Vanadium Nitride Thin Films and Nanoclusters: Growth and Electrochemical/XPS Characterization

Wednesday, 27 May 2015: 09:20
PDR 6 (Hilton Chicago)
O. Bondarchuk (CIC energiGUNE), E. Goikolea (CIC Energigune), T. Rojo (CIC energiGUNE), and R. Mysyk (CIC Energigune)
Pseudocapacitive or electrochemically active materials can achieve capacitance values up to 10-100 times greater than those obtained by materials based only on an electric double layer (EDL) mechanism. The pseudocapacitive behavior of transition metal oxides has been extensively studied in the last decades and assigned to redox reactions occurring at the surface of the material. Very recently, transition metal nitrides such as MoxN, VN or TiN have emerged as promising electrode materials for electrochemical capacitors. These materials are inexpensive, have a high molar density good chemical resistance and, most importantly, in contrast to oxides they exhibit very high electronic conductivity value. Extremely high specific capacitance values of 1340 F g-1 was reported for nanostructured VN [1]. To shed some light on the mechanism of such huge capacitance we have carried out a comparative study of VN thin films and VN nanoclusters grown and characterized in-situ to relate electrochemical properties with the structure and composition of the surface of vanadium nitride.

An UHV system (SPECS) equipped with tools for XPS, e-beam assisted evaporation of metals, high pressure cell and electrochemical cell for I-V cycling was used for in-situ synthesis and characterization.   
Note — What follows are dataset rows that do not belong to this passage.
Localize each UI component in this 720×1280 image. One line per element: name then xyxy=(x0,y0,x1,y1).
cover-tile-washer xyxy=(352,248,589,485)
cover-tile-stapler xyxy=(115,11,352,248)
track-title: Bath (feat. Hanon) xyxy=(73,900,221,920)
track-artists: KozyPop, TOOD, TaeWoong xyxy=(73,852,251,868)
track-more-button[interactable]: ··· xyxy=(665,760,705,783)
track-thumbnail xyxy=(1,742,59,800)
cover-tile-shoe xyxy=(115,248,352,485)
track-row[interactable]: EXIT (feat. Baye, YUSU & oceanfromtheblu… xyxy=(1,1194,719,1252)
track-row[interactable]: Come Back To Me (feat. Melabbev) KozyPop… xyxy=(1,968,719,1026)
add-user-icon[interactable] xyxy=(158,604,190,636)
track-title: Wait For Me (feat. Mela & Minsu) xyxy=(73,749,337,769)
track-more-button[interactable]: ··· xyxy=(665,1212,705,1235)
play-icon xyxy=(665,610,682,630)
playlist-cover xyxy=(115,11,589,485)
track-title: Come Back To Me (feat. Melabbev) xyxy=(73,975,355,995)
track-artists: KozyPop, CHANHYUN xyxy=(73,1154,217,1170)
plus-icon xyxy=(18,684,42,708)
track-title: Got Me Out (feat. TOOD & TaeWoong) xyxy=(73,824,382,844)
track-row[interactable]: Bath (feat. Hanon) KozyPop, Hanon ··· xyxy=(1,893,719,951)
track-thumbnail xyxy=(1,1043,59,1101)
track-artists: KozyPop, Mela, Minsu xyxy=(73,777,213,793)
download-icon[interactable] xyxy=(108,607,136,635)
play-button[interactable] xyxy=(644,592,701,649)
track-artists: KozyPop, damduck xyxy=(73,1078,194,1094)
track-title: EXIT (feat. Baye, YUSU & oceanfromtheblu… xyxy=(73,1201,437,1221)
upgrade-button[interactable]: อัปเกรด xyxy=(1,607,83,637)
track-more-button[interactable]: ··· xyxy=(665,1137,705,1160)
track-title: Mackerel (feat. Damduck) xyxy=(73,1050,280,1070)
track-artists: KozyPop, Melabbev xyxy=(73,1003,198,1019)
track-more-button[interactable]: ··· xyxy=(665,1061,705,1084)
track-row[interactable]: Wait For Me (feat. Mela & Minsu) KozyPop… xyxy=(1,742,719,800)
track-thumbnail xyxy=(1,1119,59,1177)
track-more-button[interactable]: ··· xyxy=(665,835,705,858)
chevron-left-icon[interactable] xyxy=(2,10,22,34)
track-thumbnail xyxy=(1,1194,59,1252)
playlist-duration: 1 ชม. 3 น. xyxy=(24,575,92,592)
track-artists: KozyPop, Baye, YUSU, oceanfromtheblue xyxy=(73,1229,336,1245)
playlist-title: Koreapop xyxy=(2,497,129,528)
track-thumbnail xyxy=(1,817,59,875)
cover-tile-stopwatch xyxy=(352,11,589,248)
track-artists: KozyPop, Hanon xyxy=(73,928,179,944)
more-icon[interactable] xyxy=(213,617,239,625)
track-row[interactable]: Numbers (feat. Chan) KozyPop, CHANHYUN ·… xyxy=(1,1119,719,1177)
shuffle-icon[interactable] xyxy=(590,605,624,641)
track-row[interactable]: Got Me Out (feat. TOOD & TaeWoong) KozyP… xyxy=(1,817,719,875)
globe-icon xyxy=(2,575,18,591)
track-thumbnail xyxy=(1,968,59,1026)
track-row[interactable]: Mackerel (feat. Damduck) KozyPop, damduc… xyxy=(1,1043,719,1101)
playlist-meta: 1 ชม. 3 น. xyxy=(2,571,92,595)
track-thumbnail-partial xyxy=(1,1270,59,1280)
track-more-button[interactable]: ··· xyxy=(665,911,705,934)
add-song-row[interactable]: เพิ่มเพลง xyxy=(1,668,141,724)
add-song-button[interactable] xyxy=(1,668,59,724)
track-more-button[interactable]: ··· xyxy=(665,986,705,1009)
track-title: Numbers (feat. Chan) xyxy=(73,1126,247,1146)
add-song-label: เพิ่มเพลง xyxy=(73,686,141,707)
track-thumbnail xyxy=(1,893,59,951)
A recipe to grow VN thin films and nanoclusters via direct nitridation of thin vanadium film in atmosphere of 1 bar N2 at temperature 800 oC has been developped. Stoichiometry of the VNxOy compounds  can be controoled by post oxidation of VN in oxygen atmosphere at elevated temperature. Growth of VN nanoclusters using the same procedure has been performed on HOPG surface.

Electrochemical characterization of VN and VNxOy thin films demostrated impressive areal capacitance of ~2000 µFcm-2 in 1M KOH electrolyte at scan rate 1Vs-1. XPS characterizationwas applied to elucidate electrochemical reactions occurring on the surface of VN films.